Voltage Gated Sodium Channels

Transmembrane Domains

In this section, we examine the voltage-gated sodium channel as a specific example of a protein embedded in the plasma membrane. This type of protein is found in the nerve and muscle cells and is used in the rapid electrical signalling found in these cells. The principle subunit of the voltage-gated sodium channel is a polypeptide chain of more than 1800 amino acids.

When the amino acid sequence of any protein embedded in a membrane is examined, typically one or more segments of the polypeptide chain are found to be comprised largely of amino acids with nonpolar side chains. Each of these segments coils is what is called a transmembrane domain, with a length approximately the width of the membrane. Moreover, within a transmembrane domain the side chains necessarily face outward where they readily interact with the lipids of the membrane. By contrast, the peptide bonds, which are quite polar, face inward, separated from the lipid environment of the membrane.

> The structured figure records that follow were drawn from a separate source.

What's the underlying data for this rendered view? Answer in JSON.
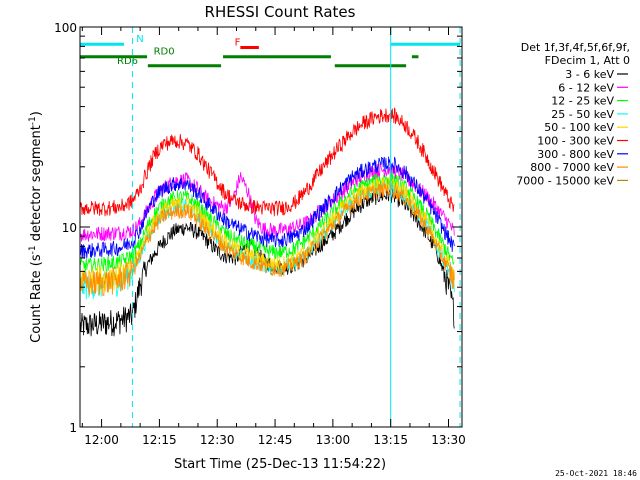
{
  "chart_data": {
    "type": "line",
    "title": "RHESSI Count Rates",
    "xlabel": "Start Time (25-Dec-13 11:54:22)",
    "ylabel_parts": [
      "Count Rate (s",
      "-1",
      " detector segment",
      "-1",
      ")"
    ],
    "y_scale": "log",
    "ylim": [
      1,
      100
    ],
    "y_ticks": [
      {
        "v": 1,
        "label": "1"
      },
      {
        "v": 10,
        "label": "10"
      },
      {
        "v": 100,
        "label": "100"
      }
    ],
    "x_ticks": [
      {
        "t": 0,
        "label": "12:00"
      },
      {
        "t": 15,
        "label": "12:15"
      },
      {
        "t": 30,
        "label": "12:30"
      },
      {
        "t": 45,
        "label": "12:45"
      },
      {
        "t": 60,
        "label": "13:00"
      },
      {
        "t": 75,
        "label": "13:15"
      },
      {
        "t": 90,
        "label": "13:30"
      }
    ],
    "xlim_minutes_from_1200": [
      -5.6,
      93.5
    ],
    "legend_header": [
      "Det 1f,3f,4f,5f,6f,9f,",
      "FDecim 1, Att 0"
    ],
    "series": [
      {
        "name": "3 - 6 keV",
        "color": "#000000",
        "points": [
          [
            -5.5,
            3.2
          ],
          [
            0,
            3.3
          ],
          [
            4,
            3.4
          ],
          [
            8,
            3.6
          ],
          [
            10,
            5.2
          ],
          [
            12,
            6.5
          ],
          [
            14,
            7.5
          ],
          [
            16,
            8.5
          ],
          [
            19,
            9.6
          ],
          [
            22,
            10.0
          ],
          [
            25,
            9.4
          ],
          [
            27,
            8.7
          ],
          [
            30,
            7.6
          ],
          [
            32,
            7.2
          ],
          [
            35,
            7.0
          ],
          [
            38,
            8.2
          ],
          [
            40,
            7.6
          ],
          [
            42,
            6.8
          ],
          [
            45,
            6.4
          ],
          [
            48,
            6.3
          ],
          [
            51,
            6.6
          ],
          [
            54,
            7.2
          ],
          [
            57,
            8.2
          ],
          [
            60,
            9.2
          ],
          [
            63,
            10.8
          ],
          [
            66,
            12.3
          ],
          [
            69,
            13.6
          ],
          [
            72,
            14.3
          ],
          [
            75,
            14.5
          ],
          [
            78,
            13.4
          ],
          [
            81,
            11.4
          ],
          [
            84,
            9.5
          ],
          [
            87,
            7.5
          ],
          [
            90,
            5.0
          ],
          [
            91.5,
            3.7
          ]
        ]
      },
      {
        "name": "6 - 12 keV",
        "color": "#ff00ff",
        "points": [
          [
            -5.5,
            9.2
          ],
          [
            0,
            9.3
          ],
          [
            5,
            9.4
          ],
          [
            8,
            9.6
          ],
          [
            10,
            10.4
          ],
          [
            12,
            12.3
          ],
          [
            14,
            14.3
          ],
          [
            16,
            15.7
          ],
          [
            19,
            17.0
          ],
          [
            22,
            17.2
          ],
          [
            25,
            15.5
          ],
          [
            27,
            14.0
          ],
          [
            30,
            12.8
          ],
          [
            32,
            12.5
          ],
          [
            34,
            13.6
          ],
          [
            36,
            18
          ],
          [
            38,
            15
          ],
          [
            40,
            10.8
          ],
          [
            42,
            9.8
          ],
          [
            45,
            9.6
          ],
          [
            48,
            9.7
          ],
          [
            51,
            10.1
          ],
          [
            54,
            10.7
          ],
          [
            57,
            12.3
          ],
          [
            60,
            13.6
          ],
          [
            63,
            15.4
          ],
          [
            66,
            17.2
          ],
          [
            69,
            18.6
          ],
          [
            72,
            19.2
          ],
          [
            75,
            19.5
          ],
          [
            78,
            18.3
          ],
          [
            81,
            16.4
          ],
          [
            84,
            14.5
          ],
          [
            87,
            12.4
          ],
          [
            90,
            10.5
          ],
          [
            91.5,
            9.4
          ]
        ]
      },
      {
        "name": "12 - 25 keV",
        "color": "#00ff00",
        "points": [
          [
            -5.5,
            6.4
          ],
          [
            0,
            6.5
          ],
          [
            5,
            6.7
          ],
          [
            8,
            7.2
          ],
          [
            10,
            8.2
          ],
          [
            12,
            10.2
          ],
          [
            14,
            11.8
          ],
          [
            16,
            13.1
          ],
          [
            19,
            14.0
          ],
          [
            22,
            14.1
          ],
          [
            25,
            12.8
          ],
          [
            27,
            11.5
          ],
          [
            30,
            10.2
          ],
          [
            32,
            9.3
          ],
          [
            35,
            8.6
          ],
          [
            38,
            8.2
          ],
          [
            41,
            7.8
          ],
          [
            44,
            7.5
          ],
          [
            47,
            7.5
          ],
          [
            50,
            7.8
          ],
          [
            53,
            8.6
          ],
          [
            56,
            9.9
          ],
          [
            59,
            11.3
          ],
          [
            62,
            13.1
          ],
          [
            65,
            14.9
          ],
          [
            68,
            16.1
          ],
          [
            71,
            17.0
          ],
          [
            74,
            17.5
          ],
          [
            76,
            17.2
          ],
          [
            79,
            15.6
          ],
          [
            82,
            13.2
          ],
          [
            85,
            11.0
          ],
          [
            88,
            8.6
          ],
          [
            90,
            7.3
          ],
          [
            91.5,
            6.4
          ]
        ]
      },
      {
        "name": "25 - 50 keV",
        "color": "#00ffff",
        "points": [
          [
            -5.5,
            5.1
          ],
          [
            0,
            5.2
          ],
          [
            5,
            5.4
          ],
          [
            8,
            6.0
          ],
          [
            10,
            7.2
          ],
          [
            12,
            9.1
          ],
          [
            14,
            10.6
          ],
          [
            16,
            11.8
          ],
          [
            19,
            12.6
          ],
          [
            22,
            12.7
          ],
          [
            25,
            11.4
          ],
          [
            27,
            10.2
          ],
          [
            30,
            9.0
          ],
          [
            32,
            8.1
          ],
          [
            35,
            7.4
          ],
          [
            38,
            7.0
          ],
          [
            41,
            6.6
          ],
          [
            44,
            6.3
          ],
          [
            47,
            6.3
          ],
          [
            50,
            6.6
          ],
          [
            53,
            7.3
          ],
          [
            56,
            8.6
          ],
          [
            59,
            10.0
          ],
          [
            62,
            11.7
          ],
          [
            65,
            13.5
          ],
          [
            68,
            14.7
          ],
          [
            71,
            15.6
          ],
          [
            74,
            16.1
          ],
          [
            76,
            15.8
          ],
          [
            79,
            14.2
          ],
          [
            82,
            11.9
          ],
          [
            85,
            9.7
          ],
          [
            88,
            7.4
          ],
          [
            90,
            6.2
          ],
          [
            91.5,
            5.3
          ]
        ]
      },
      {
        "name": "50 - 100 keV",
        "color": "#ffd700",
        "points": [
          [
            -5.5,
            5.5
          ],
          [
            0,
            5.6
          ],
          [
            5,
            5.8
          ],
          [
            8,
            6.4
          ],
          [
            10,
            7.6
          ],
          [
            12,
            9.5
          ],
          [
            14,
            11.0
          ],
          [
            16,
            12.2
          ],
          [
            19,
            13.0
          ],
          [
            22,
            13.1
          ],
          [
            25,
            11.8
          ],
          [
            27,
            10.6
          ],
          [
            30,
            9.4
          ],
          [
            32,
            8.5
          ],
          [
            35,
            7.8
          ],
          [
            38,
            7.3
          ],
          [
            41,
            6.9
          ],
          [
            44,
            6.6
          ],
          [
            47,
            6.6
          ],
          [
            50,
            6.9
          ],
          [
            53,
            7.6
          ],
          [
            56,
            9.0
          ],
          [
            59,
            10.4
          ],
          [
            62,
            12.2
          ],
          [
            65,
            14.0
          ],
          [
            68,
            15.2
          ],
          [
            71,
            16.1
          ],
          [
            74,
            16.6
          ],
          [
            76,
            16.3
          ],
          [
            79,
            14.7
          ],
          [
            82,
            12.3
          ],
          [
            85,
            10.1
          ],
          [
            88,
            7.8
          ],
          [
            90,
            6.6
          ],
          [
            91.5,
            5.7
          ]
        ]
      },
      {
        "name": "100 - 300 keV",
        "color": "#ff0000",
        "points": [
          [
            -5.5,
            12.5
          ],
          [
            0,
            12.4
          ],
          [
            5,
            12.6
          ],
          [
            8,
            13.5
          ],
          [
            10,
            15.5
          ],
          [
            12,
            19.5
          ],
          [
            14,
            23.5
          ],
          [
            16,
            26.0
          ],
          [
            19,
            27.2
          ],
          [
            22,
            26.3
          ],
          [
            25,
            23.3
          ],
          [
            27,
            20.2
          ],
          [
            30,
            16.8
          ],
          [
            32,
            14.8
          ],
          [
            35,
            13.4
          ],
          [
            38,
            12.8
          ],
          [
            41,
            12.5
          ],
          [
            44,
            12.4
          ],
          [
            47,
            12.5
          ],
          [
            50,
            13.2
          ],
          [
            53,
            15.2
          ],
          [
            56,
            18.3
          ],
          [
            59,
            21.8
          ],
          [
            62,
            25.8
          ],
          [
            65,
            29.8
          ],
          [
            68,
            33.2
          ],
          [
            71,
            35.5
          ],
          [
            74,
            36.5
          ],
          [
            76,
            36.0
          ],
          [
            79,
            32.2
          ],
          [
            82,
            26.8
          ],
          [
            85,
            21.2
          ],
          [
            88,
            16.4
          ],
          [
            90,
            13.8
          ],
          [
            91.5,
            12.2
          ]
        ]
      },
      {
        "name": "300 - 800 keV",
        "color": "#0000ff",
        "points": [
          [
            -5.5,
            7.6
          ],
          [
            0,
            7.7
          ],
          [
            5,
            7.9
          ],
          [
            8,
            8.5
          ],
          [
            10,
            9.8
          ],
          [
            12,
            12.2
          ],
          [
            14,
            14.2
          ],
          [
            16,
            15.6
          ],
          [
            19,
            16.5
          ],
          [
            22,
            16.5
          ],
          [
            25,
            14.8
          ],
          [
            27,
            13.4
          ],
          [
            30,
            11.8
          ],
          [
            32,
            10.8
          ],
          [
            35,
            10.0
          ],
          [
            38,
            9.4
          ],
          [
            41,
            8.9
          ],
          [
            44,
            8.6
          ],
          [
            47,
            8.6
          ],
          [
            50,
            9.0
          ],
          [
            53,
            9.9
          ],
          [
            56,
            11.6
          ],
          [
            59,
            13.4
          ],
          [
            62,
            15.6
          ],
          [
            65,
            17.8
          ],
          [
            68,
            19.3
          ],
          [
            71,
            20.3
          ],
          [
            74,
            20.8
          ],
          [
            76,
            20.5
          ],
          [
            79,
            18.6
          ],
          [
            82,
            15.7
          ],
          [
            85,
            13.0
          ],
          [
            88,
            10.3
          ],
          [
            90,
            8.8
          ],
          [
            91.5,
            7.8
          ]
        ]
      },
      {
        "name": "800 - 7000 keV",
        "color": "#ff8c00",
        "points": [
          [
            -5.5,
            5.2
          ],
          [
            0,
            5.3
          ],
          [
            5,
            5.5
          ],
          [
            8,
            6.0
          ],
          [
            10,
            7.1
          ],
          [
            12,
            8.8
          ],
          [
            14,
            10.2
          ],
          [
            16,
            11.3
          ],
          [
            19,
            12.0
          ],
          [
            22,
            12.1
          ],
          [
            25,
            10.9
          ],
          [
            27,
            9.8
          ],
          [
            30,
            8.7
          ],
          [
            32,
            7.9
          ],
          [
            35,
            7.3
          ],
          [
            38,
            6.8
          ],
          [
            41,
            6.5
          ],
          [
            44,
            6.2
          ],
          [
            47,
            6.2
          ],
          [
            50,
            6.5
          ],
          [
            53,
            7.2
          ],
          [
            56,
            8.4
          ],
          [
            59,
            9.8
          ],
          [
            62,
            11.4
          ],
          [
            65,
            13.1
          ],
          [
            68,
            14.3
          ],
          [
            71,
            15.1
          ],
          [
            74,
            15.5
          ],
          [
            76,
            15.2
          ],
          [
            79,
            13.8
          ],
          [
            82,
            11.6
          ],
          [
            85,
            9.5
          ],
          [
            88,
            7.3
          ],
          [
            90,
            6.2
          ],
          [
            91.5,
            5.4
          ]
        ]
      },
      {
        "name": "7000 - 15000 keV",
        "color": "#b8860b",
        "points": []
      }
    ],
    "annotations": {
      "vertical_lines_solid": [
        -5.6,
        75.0
      ],
      "vertical_lines_dashed": [
        8.0,
        93.0
      ],
      "flag_rows": [
        {
          "color": "#00e5ee",
          "y_value": 82,
          "segments": [
            [
              -5.6,
              5.8
            ],
            [
              75.0,
              93.0
            ]
          ],
          "labels": [
            {
              "text": "N",
              "t": 9.0
            }
          ]
        },
        {
          "color": "#ff0000",
          "y_value": 79,
          "segments": [
            [
              36.0,
              40.8
            ]
          ],
          "labels": [
            {
              "text": "F",
              "t": 34.5
            }
          ]
        },
        {
          "color": "#007f00",
          "y_value": 71,
          "segments": [
            [
              -5.6,
              11.8
            ],
            [
              31.5,
              59.5
            ],
            [
              80.5,
              82.2
            ]
          ],
          "labels": [
            {
              "text": "RD0",
              "t": 13.5
            }
          ]
        },
        {
          "color": "#007f00",
          "y_value": 64,
          "segments": [
            [
              12.0,
              31.0
            ],
            [
              60.5,
              79.0
            ]
          ],
          "labels": [
            {
              "text": "RD6",
              "t": 4.0
            }
          ]
        }
      ]
    }
  },
  "footer": {
    "timestamp": "25-Oct-2021 18:46"
  }
}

In the case of the voltage-gated sodium channel, there are 24 such transmembrane domains in the polypeptide chain, as shown to the right.

For clarity in the figure to the right, the alpha-helices are shown spread out and in a row. Also, they are shown divided into four groups. Each of these is an homologous domain with a similar sequence of amino acids.

In an actual membrane, of course, the alpha-helices are not in a line, but clustered. This is shown in top view in the figure to the left. At the center of the four domains is the channel through which the sodium ions move.

Opening of Channel by Voltage Sensor

The voltage-gated sodium channel has several functional parts. One portion of the channel determines its ion selectivity. This particular channel is quite selective for sodium ions. Even the chemically similar potassium ions cannot pass through the channel.

Another portion of the channel serves as a gate that can open and close. For many ion channels, the gate opens in response to regulatory molecules that specifically bind to either the inside or outside of the channel. But in the case of the voltage-gated sodium channel, the gate is controlled by a voltage sensor, which responds to the level of the membrane potential.

The membrane potential is designated at the left of the figure by the net excess of positive and negative changes. As shown, cells in general have a small net excess of negative ions clustered under the plasma membrane. In a resting neuron or muscle cell the inside is approximately 70 to 90 millivolts (mV) negative with respect to outside.

In this diagram and those that follow, a single transmembrane domain is shown as the voltage sensor that operates the gate. This is for diagrammatic simplicity. Actually, several voltage sensors must respond before the gate opens.

Finally, an inactivation gate is shown. This limits the period of time the channel remains open, despite steady stimulation. But many other types of ion channels do not have an inactivation gate.

The figure to the left shows the movement of the voltage sensor during changes in the membrane potential. The voltage sensor is represented as a transmembrane domain with fixed positive charges. Each of the homologous domains, in fact, has one transmembrane domain in which a positively charged amino acid is found at every third position, giving a total of four to eight positive charges per transmembrane domain. These transmembrane domains are likely to be the actual voltage sensors.

At a typical resting membrane potential (for example, -70 mV) the channel is closed. Then should any factor depolarize the membrane potential sufficiently (for example, to -50 mV), the voltage sensor moves outward and the gate opens. (Figures of channel based on figures by B. Hille and B. Zagotta.)